I had some lower back problems when I was playing football. Doctors at the facility I was sent to (same place that the Indianapolis Colts and Indy 500 race car drivers would go) suggested that I never perform a loaded squat again. I’m not really the best patient apparently, as that advice immediately went in one ear and out the other! Funnily enough, the stronger I became the better my back was feeling as well (not that I’m suggesting you ignore your own doctor’s advice, though!).

I ruptured my Achilles tendon a few years ago in my early forties while doing some explosive sprint-start training – I like to think it was because I was TOO strong for my own good in this case! Surprisingly enough, there was no real physical pain to speak of when it happened however it was quite an emotional shock to have a limb that just wouldn’t or couldn’t do what I expected it to do.

What does a typical week look like for you in terms of your workouts?

Training is much simpler for me now than it was when I was in my competitive days. I try to have 3 or 4 full body workouts a week, usually at home. If I’m taking more than 40 minutes to get my workout done, it’s only because I’m training in a commercial gym and got caught up in a heated discussion about eighties metal bands between sets.

Do you have any tips for getting to the gym or getting a workout in when you just don’t feel like it?

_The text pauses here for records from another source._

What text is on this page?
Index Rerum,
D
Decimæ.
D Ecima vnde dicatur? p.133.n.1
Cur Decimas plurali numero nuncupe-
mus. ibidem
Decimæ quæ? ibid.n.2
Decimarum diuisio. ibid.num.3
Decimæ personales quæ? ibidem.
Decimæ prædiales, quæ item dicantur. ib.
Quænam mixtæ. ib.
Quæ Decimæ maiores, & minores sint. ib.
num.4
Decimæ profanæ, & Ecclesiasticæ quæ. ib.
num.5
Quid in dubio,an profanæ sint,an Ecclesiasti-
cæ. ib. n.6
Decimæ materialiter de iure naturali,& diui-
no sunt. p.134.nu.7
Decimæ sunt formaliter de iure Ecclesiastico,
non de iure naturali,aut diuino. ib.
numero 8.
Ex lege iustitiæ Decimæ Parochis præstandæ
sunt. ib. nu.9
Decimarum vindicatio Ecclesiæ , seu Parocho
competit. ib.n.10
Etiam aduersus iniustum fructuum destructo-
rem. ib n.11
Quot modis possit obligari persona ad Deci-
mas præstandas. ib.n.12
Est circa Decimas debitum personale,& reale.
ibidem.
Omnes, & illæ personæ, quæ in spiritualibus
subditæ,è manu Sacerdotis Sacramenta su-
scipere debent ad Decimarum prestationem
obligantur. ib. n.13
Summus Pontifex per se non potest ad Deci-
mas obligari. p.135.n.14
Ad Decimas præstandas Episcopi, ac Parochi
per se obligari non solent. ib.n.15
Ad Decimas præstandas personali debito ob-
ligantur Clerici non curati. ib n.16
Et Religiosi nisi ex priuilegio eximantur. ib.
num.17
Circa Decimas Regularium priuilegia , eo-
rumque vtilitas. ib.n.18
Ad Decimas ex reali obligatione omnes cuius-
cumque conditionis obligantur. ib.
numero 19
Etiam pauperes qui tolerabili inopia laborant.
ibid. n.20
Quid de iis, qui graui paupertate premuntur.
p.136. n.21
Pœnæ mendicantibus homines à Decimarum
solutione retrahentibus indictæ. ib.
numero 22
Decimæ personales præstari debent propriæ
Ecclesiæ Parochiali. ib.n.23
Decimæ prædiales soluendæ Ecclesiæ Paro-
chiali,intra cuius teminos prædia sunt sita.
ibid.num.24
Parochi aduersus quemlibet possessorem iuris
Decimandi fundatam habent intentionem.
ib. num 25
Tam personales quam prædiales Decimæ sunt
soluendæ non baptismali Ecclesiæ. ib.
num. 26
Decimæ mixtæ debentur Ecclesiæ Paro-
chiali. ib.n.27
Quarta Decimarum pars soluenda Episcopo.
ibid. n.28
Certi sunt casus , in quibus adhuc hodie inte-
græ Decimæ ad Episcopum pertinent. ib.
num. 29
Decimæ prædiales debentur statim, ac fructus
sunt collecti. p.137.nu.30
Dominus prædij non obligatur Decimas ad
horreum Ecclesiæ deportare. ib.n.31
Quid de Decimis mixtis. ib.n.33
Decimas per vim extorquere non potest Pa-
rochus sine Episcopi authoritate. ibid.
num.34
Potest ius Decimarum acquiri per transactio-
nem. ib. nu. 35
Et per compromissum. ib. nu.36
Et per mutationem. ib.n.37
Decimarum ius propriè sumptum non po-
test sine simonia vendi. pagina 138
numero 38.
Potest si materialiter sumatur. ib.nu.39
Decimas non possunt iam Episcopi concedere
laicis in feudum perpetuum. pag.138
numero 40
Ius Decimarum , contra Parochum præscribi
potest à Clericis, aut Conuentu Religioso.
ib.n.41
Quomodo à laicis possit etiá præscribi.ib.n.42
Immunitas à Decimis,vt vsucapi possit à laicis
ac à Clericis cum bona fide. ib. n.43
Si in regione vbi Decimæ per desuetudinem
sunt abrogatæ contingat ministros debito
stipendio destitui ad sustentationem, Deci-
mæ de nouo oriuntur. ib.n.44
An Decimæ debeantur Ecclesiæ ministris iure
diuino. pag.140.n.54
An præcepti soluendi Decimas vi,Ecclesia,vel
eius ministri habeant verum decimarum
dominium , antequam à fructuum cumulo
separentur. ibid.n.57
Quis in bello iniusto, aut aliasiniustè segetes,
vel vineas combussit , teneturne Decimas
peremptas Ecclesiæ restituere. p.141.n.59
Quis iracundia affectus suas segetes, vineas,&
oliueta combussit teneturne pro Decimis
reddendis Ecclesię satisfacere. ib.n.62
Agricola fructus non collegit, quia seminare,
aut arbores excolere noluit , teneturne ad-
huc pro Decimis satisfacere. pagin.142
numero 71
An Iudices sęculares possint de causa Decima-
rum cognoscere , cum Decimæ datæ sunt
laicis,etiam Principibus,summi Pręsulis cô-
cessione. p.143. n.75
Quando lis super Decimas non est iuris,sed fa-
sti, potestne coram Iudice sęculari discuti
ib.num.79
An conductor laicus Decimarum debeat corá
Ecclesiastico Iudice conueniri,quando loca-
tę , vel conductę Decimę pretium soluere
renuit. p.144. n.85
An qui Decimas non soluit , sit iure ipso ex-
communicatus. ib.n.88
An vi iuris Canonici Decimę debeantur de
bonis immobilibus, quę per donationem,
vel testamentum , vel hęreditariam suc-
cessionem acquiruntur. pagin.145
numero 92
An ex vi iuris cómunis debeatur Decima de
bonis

Go anyways. Commit to warming up for 5 minutes and give yourself permission to leave guilt-free if you still don’t feel like training that day. More often than not, getting started really is the hardest part.

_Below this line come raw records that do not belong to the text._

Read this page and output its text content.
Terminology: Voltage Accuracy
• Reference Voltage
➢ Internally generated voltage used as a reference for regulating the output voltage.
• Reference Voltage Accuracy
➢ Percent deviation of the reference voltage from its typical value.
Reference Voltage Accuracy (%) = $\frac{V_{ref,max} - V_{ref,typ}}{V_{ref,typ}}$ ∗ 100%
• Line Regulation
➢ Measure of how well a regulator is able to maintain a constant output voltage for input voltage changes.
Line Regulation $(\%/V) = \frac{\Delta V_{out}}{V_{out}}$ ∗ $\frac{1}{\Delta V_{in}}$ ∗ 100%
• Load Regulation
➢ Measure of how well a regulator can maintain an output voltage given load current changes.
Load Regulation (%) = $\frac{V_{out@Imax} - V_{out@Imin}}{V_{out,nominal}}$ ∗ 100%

What are the top three supplements you recommend for post-45 athletes?

Unless one has a solid foundation of practicing appropriate eat right, exercise and recovery strategies, I stay away from passive ‘band-aid’ supplements. There is no magic pill, potion or lotion that’s going to make you as lean and mean as consistent effort working the fundamentals.

What is your #1 fitness tip?

Don’t look for random ‘tips’ to solve all your fitness challenges. Random efforts can only produce random results. Tips typically lack context and can be inappropriate or completely useless. Rather you should find and develop a big-picture system and work the heck out of it. Embrace the process of change and remember that you’re training your body and not your ego.